Carne rossa causa cancro e fa male, ricerche scientifiche forniscono l'attuale reale risposta

E' una domanda ormai molto frequente ovvero se la carne rossa fa male e può portare al cancro o ad altri tipi di malattie. Ecco la risposta da test e ricerche scientifiche

Le carni rosse fanno male, possono nuocere alla salute per diversi problemi tra cui il cancro e vi è una diretta correlazione tra il loro consumo e l'insorgere di tumori? Vediamo senza perderci in chiacchere cosa affermano le ricerche scientifiche attuali

Si parla tanto se la carne rossa può far male alla salute dell'uomo e provocare tumori. Vi sono state tante considerazioni che di volta in volta si ripetono quasi come se fosse una moda, ma la cosa migliore è cercare una risposta negli studi scientifici o da associazioni di primissimo livello che fanno anch'essa ricerca o raccolgono i più significativi studi come l’Associazione Italiana per la Ricerca sul Cancro, l'Airc.

Gli studi scientifici

Diversi studi scientifici hanno dimostrato come regime alimentari totalmente privi di carne, come quelli vegetariani, ma non solo, possano portare se ben controllati da un esperto, ad aumentare le protezioni dalla malattie e vari test hanno dimostrato che chi non mangia carne rossa vive più a lungo.
E' anche vero che ce ne sono altri che con dati differenti hanno mostrato che una dose bassa di carne rossa sia, comunque, necessaria per l'organismo per differenti benefici che può apportare come il ferro o la vitamina B12

In bassa quantità

Quello che molti studi hanno dimostrato e che gli enti nazionali e internazionali che si occupano di cancro hanno sottolineato tra le tante teorie dell'ultimo periodo è che un basso consumo di carne rosso non comporta nessun rischio di tumore. Harvard School of Medicine spiega che si può mangiare carne rossi per volte ogni sette giorni entro gli 80 gr per ciascuna volta, il World Cancer Research Fund sal e a una quantità di 300 grammi sempre nel medesimo periodo così come l'Airc

Correlazioni tra tumori e carne rossa

Diversi studi hanno dimostrato che mangiare molta carne rossa, soprattutto se carne in scatola e salumi, e talvolta alla brace, può portare ad un aumento del rischio di poter avere un tumore,ma non c'è una correlazione sicura e netta. I test hanno visto che con l'aumentare delle quantità i casi aumentano ma non c'è sempre un rapporto netto causa-effetto.
I tumori che la carne rosse può apportare sono quello allo stomaco, alla prostata, al seno, al colon retto e all'intestino. Ma il consuo di carne rossa in eccesso può causare anche altri problemi di salute legate a patologie cardio vascolari, infarto e diabete.

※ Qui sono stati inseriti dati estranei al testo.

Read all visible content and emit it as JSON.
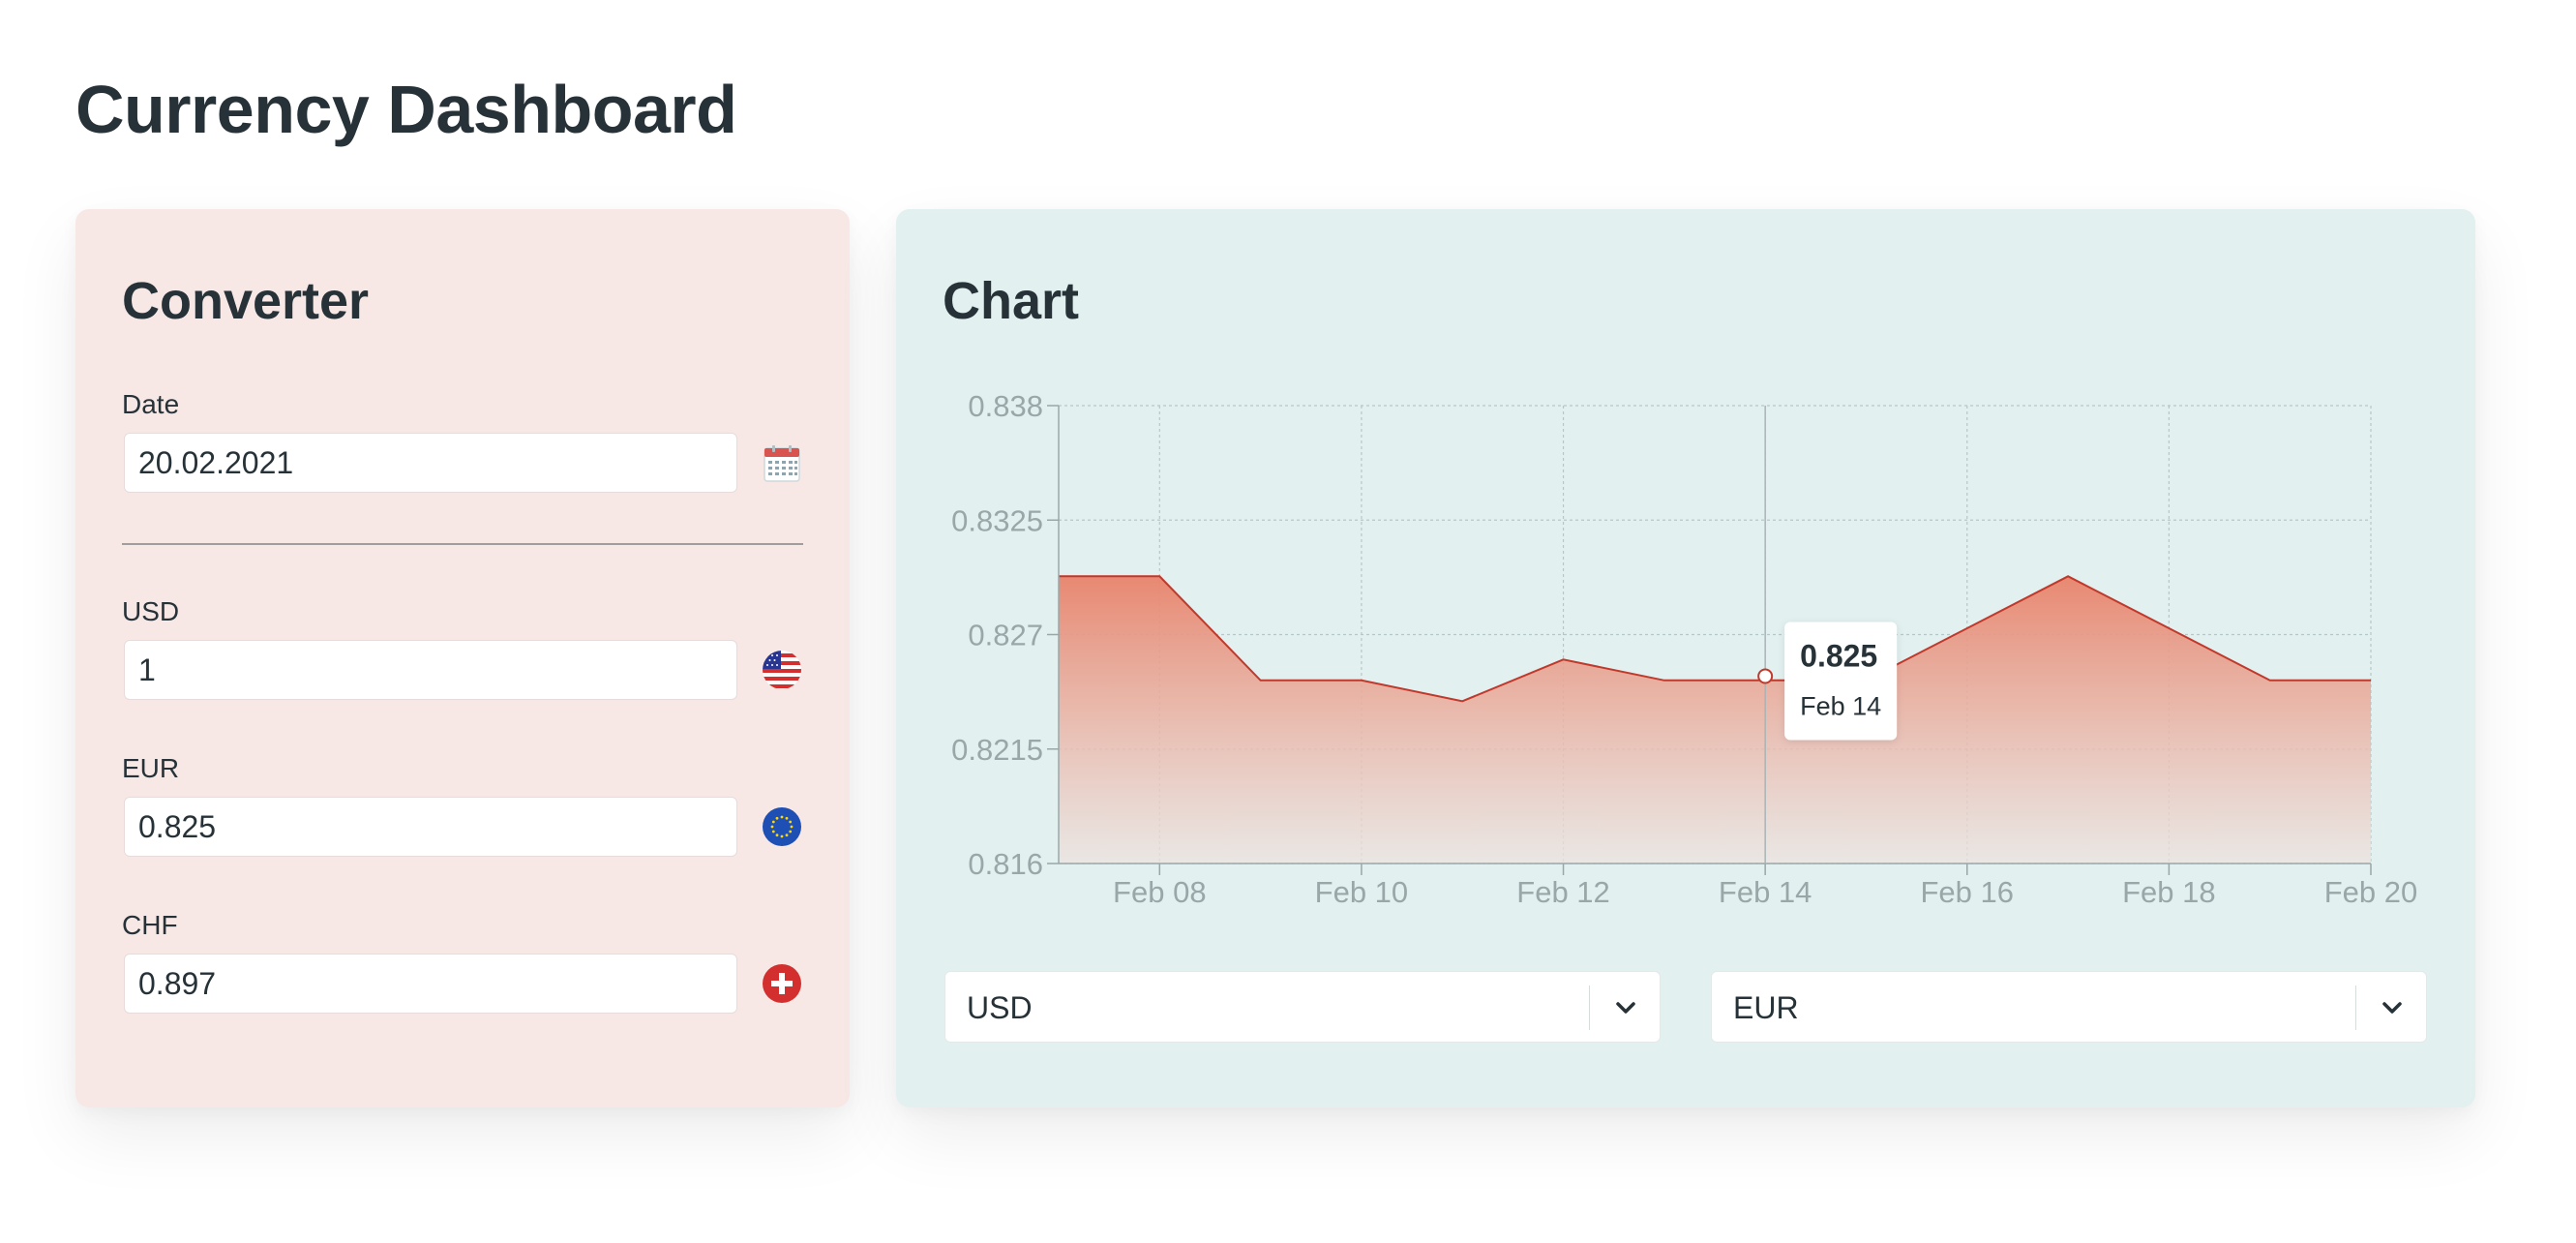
{
  "page": {
    "title": "Currency Dashboard"
  },
  "converter": {
    "title": "Converter",
    "date": {
      "label": "Date",
      "value": "20.02.2021",
      "icon": "calendar-icon"
    },
    "rates": [
      {
        "label": "USD",
        "value": "1",
        "icon": "us-flag-icon"
      },
      {
        "label": "EUR",
        "value": "0.825",
        "icon": "eu-flag-icon"
      },
      {
        "label": "CHF",
        "value": "0.897",
        "icon": "swiss-flag-icon"
      }
    ]
  },
  "chart": {
    "title": "Chart",
    "selects": {
      "from": "USD",
      "to": "EUR"
    },
    "tooltip": {
      "value": "0.825",
      "date": "Feb 14"
    }
  },
  "colors": {
    "accent": "#c0392b",
    "area_top": "#e8836b",
    "converter_bg": "#f7e8e6",
    "chart_bg": "#e2f0f0"
  },
  "chart_data": {
    "type": "area",
    "title": "",
    "xlabel": "",
    "ylabel": "",
    "x": [
      "2021-02-07",
      "2021-02-08",
      "2021-02-09",
      "2021-02-10",
      "2021-02-11",
      "2021-02-12",
      "2021-02-13",
      "2021-02-14",
      "2021-02-15",
      "2021-02-16",
      "2021-02-17",
      "2021-02-18",
      "2021-02-19",
      "2021-02-20"
    ],
    "series": [
      {
        "values": [
          0.8298,
          0.8298,
          0.8248,
          0.8248,
          0.8238,
          0.8258,
          0.8248,
          0.8248,
          0.8248,
          0.8273,
          0.8298,
          0.8273,
          0.8248,
          0.8248
        ]
      }
    ],
    "xticks": [
      "Feb 08",
      "Feb 10",
      "Feb 12",
      "Feb 14",
      "Feb 16",
      "Feb 18",
      "Feb 20"
    ],
    "yticks": [
      "0.816",
      "0.8215",
      "0.827",
      "0.8325",
      "0.838"
    ],
    "ylim": [
      0.816,
      0.838
    ],
    "xlim": [
      "2021-02-07",
      "2021-02-20"
    ],
    "grid": true,
    "highlight": {
      "x": "2021-02-14",
      "y": 0.825
    }
  }
}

La proteine e i componenti


Il vero problema sta nella carne rossa lavorata, in quanto le proteine di cui è composta sono uguali a quelli di frutta o verdura, ossia aminoacidi. La questione sta, appunto, nella lavorazione che modificano queste proteine rendendole pericolese. Le alte temperatura della cottura, ad esempio, tipiche delle brace e non solo creano le ammine eterocicliche che sono dannose. Molto meglio una cottura vapore. Stessi pericoli arrivano dai metodi di conservazioni, per l'uso di nitriti e nitratati tra gli altri. E poi oltre le proteine, vi sono il ferro eme e i grassi saturi che tendono ad infiammare, producendo colestorolo, l'intestino e potendo provocare o agevolare, con infiammazioni di lunga durata, tumori.